16

1.1K 99 1
                                    

Suasana kamar utama tampak sendu, dimana Launa yang duduk dipinggir ranjang memandangi Elang yang masih terpejam.

Tak ayal, ketika menantunya mengganti popok anaknya itu, ia terdiam dengan hati teriris.

Letih dibadannya setelah berjam-jam dalam pesawat, tak sebanding dengan sesak menyaksikan kondisi anaknya.

Walaupun Ellen mengatakan akan baik-baik saja, ia tetap saja tidak tenang sebelum anaknya sadar.

Tiang infus di sebelah tempat tidur pun bersama tabung oksigen sebagai penunjang bagaimana kondisi Elang sekarang.

Tangan rampingnya mengusap lembut perut Elang yang terasa kembung, dan diarenya masih belum berhenti sepenuhnya. Membalurinya dengan minyak kayu putih, supaya membuatnya nyaman.

Ellen yang disebelahnya sibuk mengelap wajah berkeringat Elang. Suhu tubuhnya kembali naik, apalagi dalam pejamnya gelisah.

Masker oksigen pun kembali dipasangkan melihat Elang berat untuk bernapas.
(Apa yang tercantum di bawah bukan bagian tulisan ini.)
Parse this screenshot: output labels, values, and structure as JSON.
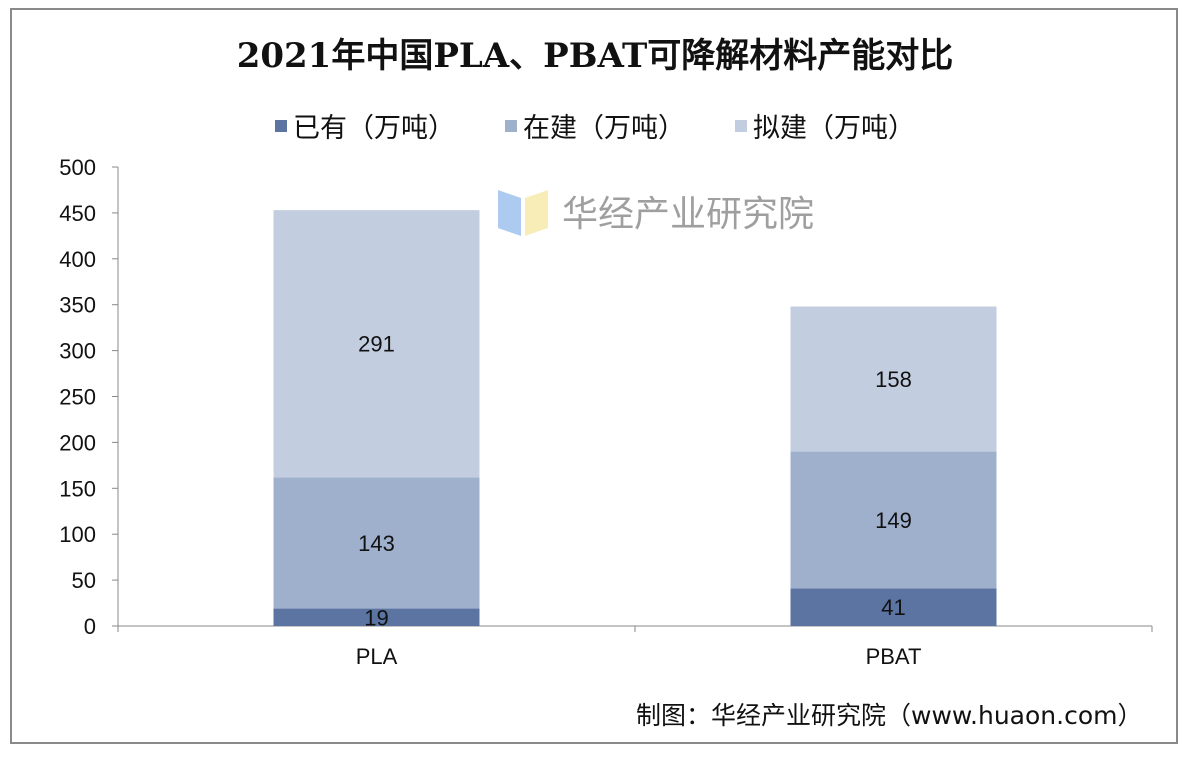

Dion tertidur di sofa karena kecapean pulang dari kampusnya.

"Ma, istrihat, ya? Pasti Mama capek," pinta Ellen.

Launa menggeleng lesu, ia tetap fokus memberi kenyamanan Elang. "Nggak pa-pa. Mama masih ingin dekat Fano lebih lama, kalau bangun nanti Mama nggak bisa seleluasa gini."

Ellen menghela napas, selalu saja mama mertuanya menjawab seperti itu.

Sementara yang dikhawatirkan, menyerngit dalam pejamnya. Ia mulai terusik dari tidurnya. Matanya perlahan membuka, hingga tatapannya tertuju ke sosok wanita paruh baya di sisi ranjang.

Saat ia ingin melepaskan masker oksigen, tangan wanita lebih dulu menahannya, menggenggamnya lembut bersama tatapan sayangnya.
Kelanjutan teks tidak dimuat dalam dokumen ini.